Java Enums: make your code clean.

Every developer heard about special type in Java language — Enum. Most people imagine following structure when heard this word

public enum Pokemon {
PIKACHU, CHARMANDER, EEVEE
}

indeed, this is the simpliest way to create Enum. Such structure provides us an easy view what pokemon we could use: Pikachu, Charmander and Eevee. There will be never Charizard or Snorlax. Basic configuration allows us to assign new pokemon and compare existing ones:

Pokemon pokemon = myWorld.getPokemon();if (PIKACHU == pokemon) {
System.out.println("Pokemon is Pikachu");
} else if (CHARMANDER == pokemon){
System.out.println("Pokemon is Charmander. Switching to Pikachu");
myWorld.setPokemon(Pokemon.PIKACHU);
}

As you noticed all values are uppercased as they will never change and constants in Java are always uppercased due to the naming convension.

Could we benefit from enums more? Definitely! We could not only define what pokemons we could work with but also define attack specific to each pokemon. All this in one place! As enum is still a Java class we could create a private field that will be instantiated during enum creation. We will use constructor to create enum. As pokemon’s strongest attack is never changed we will make this field final. We will also add a method for getting attack straight out of our enum.

public enum Pokemon {
PIKACHU ("Thunder Shock"),
CHARMANDER ("Scratch"),
EEVEE ("Sand Attack");
private final String attack;

public Pokemon(String attack) {
this.attack = attack;
}
public String getAttack() {
return this.attack;
}
}

If I be a happy owner of pokemon I would definitely try their attack skills like this:

List<Pokemon> myPokemons = List.of(Pokemon.PIKACHU, Pokemon.EEVEE);
myPokemons.forEach(Pokemon::getAttack);

Compare this nice and clean function call with straight-forward if-else solution.

List<Pokemon> myPokemons = List.of(Pokemon.PIKACHU, Pokemon.EEVEE);
for (Pokemon pokemon: myPokemons){
if (pokemon == PIKACHU) {
return "Thunder Shock";
} else if (pokemon == CHARMANDER) {
return "Scratch";
} else if (pokemon == EEVEE) {
return "Sand Attack";
}
throw IllegalArgumentException("No such Pokemon: " + pokemon);
}
}

What is bad with this solution will you ask? Firstly, logic that is related to Pokemon is somewhere else. Secondly, if we iterate over all possible values we need to handle a case when there is no matching value. And finally all these else-if cases just adding unnecessery complexity to the code. Moreover, if we want to add additional information about our pokemon, like weight, height, colour, we would need another else-if block somewhere in our business logic. Each new property will bring us closer to spaghetti code.

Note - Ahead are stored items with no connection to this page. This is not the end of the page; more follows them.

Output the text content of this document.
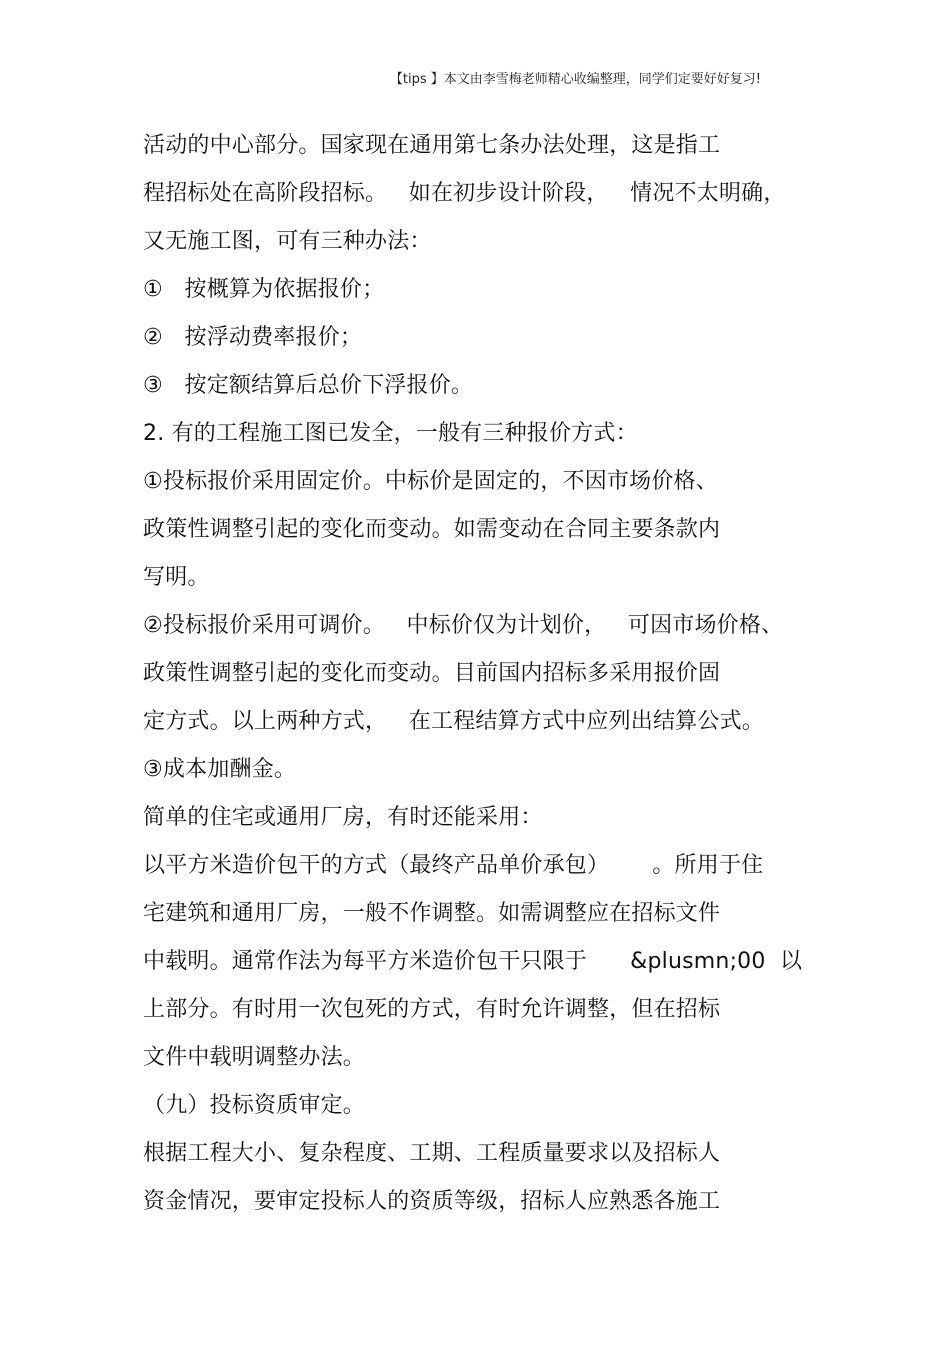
【tips 】本文由李雪梅老师精心收编整理，同学们定要好好复习!
活动的中心部分。国家现在通用第七条办法处理，这是指工
程招标处在高阶段招标。   如在初步设计阶段，   情况不太明确，
又无施工图，可有三种办法：
①   按概算为依据报价；
②   按浮动费率报价；
③   按定额结算后总价下浮报价。
2. 有的工程施工图已发全，一般有三种报价方式：
①投标报价采用固定价。中标价是固定的，不因市场价格、
政策性调整引起的变化而变动。如需变动在合同主要条款内
写明。
②投标报价采用可调价。   中标价仅为计划价，   可因市场价格、
政策性调整引起的变化而变动。目前国内招标多采用报价固
定方式。以上两种方式，   在工程结算方式中应列出结算公式。
③成本加酬金。
简单的住宅或通用厂房，有时还能采用：
以平方米造价包干的方式（最终产品单价承包）      。所用于住
宅建筑和通用厂房，一般不作调整。如需调整应在招标文件
中载明。通常作法为每平方米造价包干只限于      &plusmn;00  以
上部分。有时用一次包死的方式，有时允许调整，但在招标
文件中载明调整办法。
（九）投标资质审定。
根据工程大小、复杂程度、工期、工程质量要求以及招标人
资金情况，要审定投标人的资质等级，招标人应熟悉各施工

Enums could have as many properties as we like. Properties could be simple Java types as well as any Java object including collections and other enums. But could some pokemon have properties that others not? The answer is yes. Consider following case: each pokemon could level up. Baby Pikachu is called Pichu. Charmander and Eevee do not have baby pokemons. If we want to reflect this we have to create two constructors: first with one parameter and second with both.

public enum Pokemon {
PIKACHU ("Thunder Shock", "Pichu"),
CHARMANDER ("Scratch"),
EEVEE ("Sand Attack");
private final String attack;
private final String baby;

public Pokemon(String attack) {
this.attack = attack;
this.baby = null;
}
public Pokemon(String attack, String baby) {
this.attack = attack;
this.baby = baby;
}
public String getAttack() {
return this.attack;
}
public String getBaby() {
return this.baby;
}
}

Another useful thing that could be done within enum is getting enum by parameter. We could level up our baby pokemon and then attack with new one. In enum we need to add additional method fromBaby that will accept baby pokemon as a parameter. Iterating over all possiable enum values (there is special enum method values() ) we could get matching pokemon. After that we could just call atack method on matching value.

public enum Pokemon {
.........
@Nullable
public Pokemon getFromBaby(@NotNull String baby) {
for (Pokemon pokemon: values()) {
if (baby.equals(pokemon.getBaby()) {
return pokemon;
}
}
return null;
}
}

......
var babyPokemon = "Pichu";
var adultPokemon = Pokemon.getFromBaby(babyPokemon);
if (adultPokemon != null) {
adultPokemon.getAttack();
}

Even though enums are special Java types they still have a lot in common with regular Java classes. Do not hesitate to extend your enums with constructors, private fields and additional methods.